# General function PDE

1. Apr 12, 2008

### Mechmathian

1. The problem statement, all variables and given/known data

Does anyone know of how to proove that the solution of the differential equation $$u_{t} = u_{xx}$$ is f(x+t)+ g(x-t) in general functions.

2. Relevant equations

3. The attempt at a solution

It is a pretty easy problem for normal functions, but i have no clue of how to do it in general ones!

2. Apr 12, 2008

### Mechmathian

Sorry, the equation is $$u_{tt} = u_{xx}$$

3. Apr 12, 2008

### quasar987

Notice that with the change of variable a=x+t, b=x-t, the equation becomes u_ab=0, and is then easily solved by integrating twice.

4. Apr 12, 2008

### Coto

This equation is known as the wave equation.. It has several methods of solution including separation of variables, method of characteristics, and method by reduction to canonical form as quasar987 mentioned.

The easiest by far would be quasar's suggestion, and the hardest would be separation of variables since you have to interpret the solution carefully.

By making a change of variables as suggested above, use the chain rule to write u_xx and u_tt in terms of u_aa and u_bb, etc. You end up with u_ab = 0 as quasar has mentioned. Now solve by integration and substitute back in a and b.

Last edited: Apr 12, 2008
5. Apr 12, 2008

### Mechmathian

Thank you for the answers, but I do not think that you take in account the fact that we are looking for solutions in GENERAL functions!! What does it mean to inegrate general functions, what does it mean to substitute variables?? I think that it is much more complex then what you are saying.

6. Apr 12, 2008

### quasar987

Certainly, f(x+t)+ g(x-t) does not solve $$u_{tt} = u_{xx}$$ for EVERY f and g.... For starters, they have to be at least twice differentiable for the statement to even make sense.

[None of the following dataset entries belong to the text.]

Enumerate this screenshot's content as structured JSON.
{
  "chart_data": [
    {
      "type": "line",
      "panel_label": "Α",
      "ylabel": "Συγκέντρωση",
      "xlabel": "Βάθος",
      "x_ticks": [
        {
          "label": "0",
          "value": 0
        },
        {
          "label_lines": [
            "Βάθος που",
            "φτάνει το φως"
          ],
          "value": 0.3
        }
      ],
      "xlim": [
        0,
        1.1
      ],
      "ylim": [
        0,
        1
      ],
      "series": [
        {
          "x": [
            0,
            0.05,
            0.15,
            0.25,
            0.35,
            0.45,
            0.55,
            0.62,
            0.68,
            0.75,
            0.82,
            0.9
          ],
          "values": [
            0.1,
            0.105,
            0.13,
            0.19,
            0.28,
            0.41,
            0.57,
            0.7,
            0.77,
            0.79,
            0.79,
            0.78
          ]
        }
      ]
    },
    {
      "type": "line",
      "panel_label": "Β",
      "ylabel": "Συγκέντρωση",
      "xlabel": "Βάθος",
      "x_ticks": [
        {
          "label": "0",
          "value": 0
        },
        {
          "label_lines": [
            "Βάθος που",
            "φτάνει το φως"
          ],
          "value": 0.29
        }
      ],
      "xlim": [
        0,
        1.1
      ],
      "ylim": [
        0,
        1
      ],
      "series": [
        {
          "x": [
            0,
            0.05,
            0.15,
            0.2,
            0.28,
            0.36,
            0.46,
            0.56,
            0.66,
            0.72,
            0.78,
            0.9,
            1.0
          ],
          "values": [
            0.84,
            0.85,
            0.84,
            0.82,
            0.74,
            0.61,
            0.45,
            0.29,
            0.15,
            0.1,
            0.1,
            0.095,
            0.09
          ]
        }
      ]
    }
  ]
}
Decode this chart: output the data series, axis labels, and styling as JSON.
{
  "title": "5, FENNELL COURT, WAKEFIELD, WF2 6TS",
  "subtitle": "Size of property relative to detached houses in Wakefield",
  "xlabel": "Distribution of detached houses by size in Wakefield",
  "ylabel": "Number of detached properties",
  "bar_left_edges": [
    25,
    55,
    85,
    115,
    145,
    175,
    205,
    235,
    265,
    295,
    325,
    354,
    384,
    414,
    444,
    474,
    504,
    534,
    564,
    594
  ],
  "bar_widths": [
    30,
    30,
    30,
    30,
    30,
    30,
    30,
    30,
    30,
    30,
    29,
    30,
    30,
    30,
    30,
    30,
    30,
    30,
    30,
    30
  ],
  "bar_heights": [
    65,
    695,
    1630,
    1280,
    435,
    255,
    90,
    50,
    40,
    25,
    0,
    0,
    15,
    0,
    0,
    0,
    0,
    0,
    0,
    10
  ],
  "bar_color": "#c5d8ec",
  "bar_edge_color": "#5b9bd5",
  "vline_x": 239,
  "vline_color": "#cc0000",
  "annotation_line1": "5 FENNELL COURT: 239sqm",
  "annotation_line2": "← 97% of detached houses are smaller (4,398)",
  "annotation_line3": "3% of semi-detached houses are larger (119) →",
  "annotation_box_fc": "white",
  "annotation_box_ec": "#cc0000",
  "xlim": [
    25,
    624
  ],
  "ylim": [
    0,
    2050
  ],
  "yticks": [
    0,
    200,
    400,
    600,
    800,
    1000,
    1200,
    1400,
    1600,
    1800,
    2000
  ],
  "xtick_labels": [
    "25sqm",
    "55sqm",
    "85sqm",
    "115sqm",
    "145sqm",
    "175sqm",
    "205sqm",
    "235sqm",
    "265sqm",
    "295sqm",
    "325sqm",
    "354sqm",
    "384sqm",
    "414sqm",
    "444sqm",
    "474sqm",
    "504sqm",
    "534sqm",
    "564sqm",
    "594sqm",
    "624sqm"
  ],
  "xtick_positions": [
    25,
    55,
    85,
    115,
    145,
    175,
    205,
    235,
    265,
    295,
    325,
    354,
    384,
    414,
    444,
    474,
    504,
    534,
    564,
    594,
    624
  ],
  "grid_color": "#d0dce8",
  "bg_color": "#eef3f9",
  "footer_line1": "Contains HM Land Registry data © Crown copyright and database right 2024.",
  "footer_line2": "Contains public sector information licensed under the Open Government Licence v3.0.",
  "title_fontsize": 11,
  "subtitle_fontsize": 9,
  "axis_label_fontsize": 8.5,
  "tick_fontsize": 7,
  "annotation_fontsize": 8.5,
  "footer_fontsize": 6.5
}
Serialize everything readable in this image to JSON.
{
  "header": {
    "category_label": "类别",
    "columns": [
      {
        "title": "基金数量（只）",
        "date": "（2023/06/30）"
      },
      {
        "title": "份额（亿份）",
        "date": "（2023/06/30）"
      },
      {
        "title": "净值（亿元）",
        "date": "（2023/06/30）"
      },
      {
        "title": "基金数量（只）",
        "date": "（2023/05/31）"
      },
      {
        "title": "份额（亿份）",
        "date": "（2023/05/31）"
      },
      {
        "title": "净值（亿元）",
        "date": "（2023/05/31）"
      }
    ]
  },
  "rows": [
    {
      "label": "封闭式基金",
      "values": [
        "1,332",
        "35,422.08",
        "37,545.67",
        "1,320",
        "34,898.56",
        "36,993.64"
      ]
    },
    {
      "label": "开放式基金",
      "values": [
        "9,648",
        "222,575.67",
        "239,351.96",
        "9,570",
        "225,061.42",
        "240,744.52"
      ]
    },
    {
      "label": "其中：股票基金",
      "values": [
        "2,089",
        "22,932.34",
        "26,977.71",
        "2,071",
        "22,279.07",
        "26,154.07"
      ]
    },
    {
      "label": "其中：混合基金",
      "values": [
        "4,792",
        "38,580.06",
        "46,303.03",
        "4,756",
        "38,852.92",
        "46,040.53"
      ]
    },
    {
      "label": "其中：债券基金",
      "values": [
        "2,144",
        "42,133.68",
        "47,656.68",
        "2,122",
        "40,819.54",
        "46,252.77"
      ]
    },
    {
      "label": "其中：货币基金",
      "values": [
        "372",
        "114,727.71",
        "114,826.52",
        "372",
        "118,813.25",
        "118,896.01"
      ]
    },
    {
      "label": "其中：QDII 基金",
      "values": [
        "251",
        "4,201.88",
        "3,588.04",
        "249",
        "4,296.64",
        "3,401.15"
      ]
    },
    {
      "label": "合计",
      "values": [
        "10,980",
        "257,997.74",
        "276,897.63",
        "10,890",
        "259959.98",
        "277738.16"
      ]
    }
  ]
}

So maybe you're misinterpreting the question to some degree.

7. Apr 12, 2008

### Mechmathian

I'm sorry, maybe I am mistaking on the terms.. A general function is a functional on D- the finite, infinitely differentiable functions

8. Apr 12, 2008

### Coto

You'd be surprised.. it actually is exactly as we say. Remember the chain rule? We have a = x + t and b = x - t. So a = a(x,t), b = b(x,t). Now what are u_xx and u_tt. Well in order to do this you need to use the chain rule to write u_xx and u_tt in terms of u_aa, u_bb, u_ab, u_a, and u_b with coefficients which depend on the derivatives of a and b with respect to x and t.

After all said and done you end up with a canonical form u_ab = 0. Integrating w.r.t. a and b gives u = F(a) + G(b). => u = F(x+t) + G(x-t) as required.

9. Apr 12, 2008

### quasar987

Ah, you mean generalized functions.

10. Apr 12, 2008

### Mechmathian

Yeah)) Sorry!!

11. Apr 12, 2008

### quasar987

12. Apr 12, 2008

### Coto

The question seems a bit off. Generalized functions don't seem to naturally pop up here. They do more so for the heat equation.. or PDEs where you encounter kernels more often.

13. Apr 13, 2008

### Mechmathian

What I wrote is definitely true..
The other problem on this theme that was given to us is:

Is it true that a solution of $$u_{t}= u_{x}$$ in generalized functions looks locally like f(t+x)?

14. Apr 13, 2008

### Mechmathian

Does anyone even know a book, where I could read about those knids of problems!?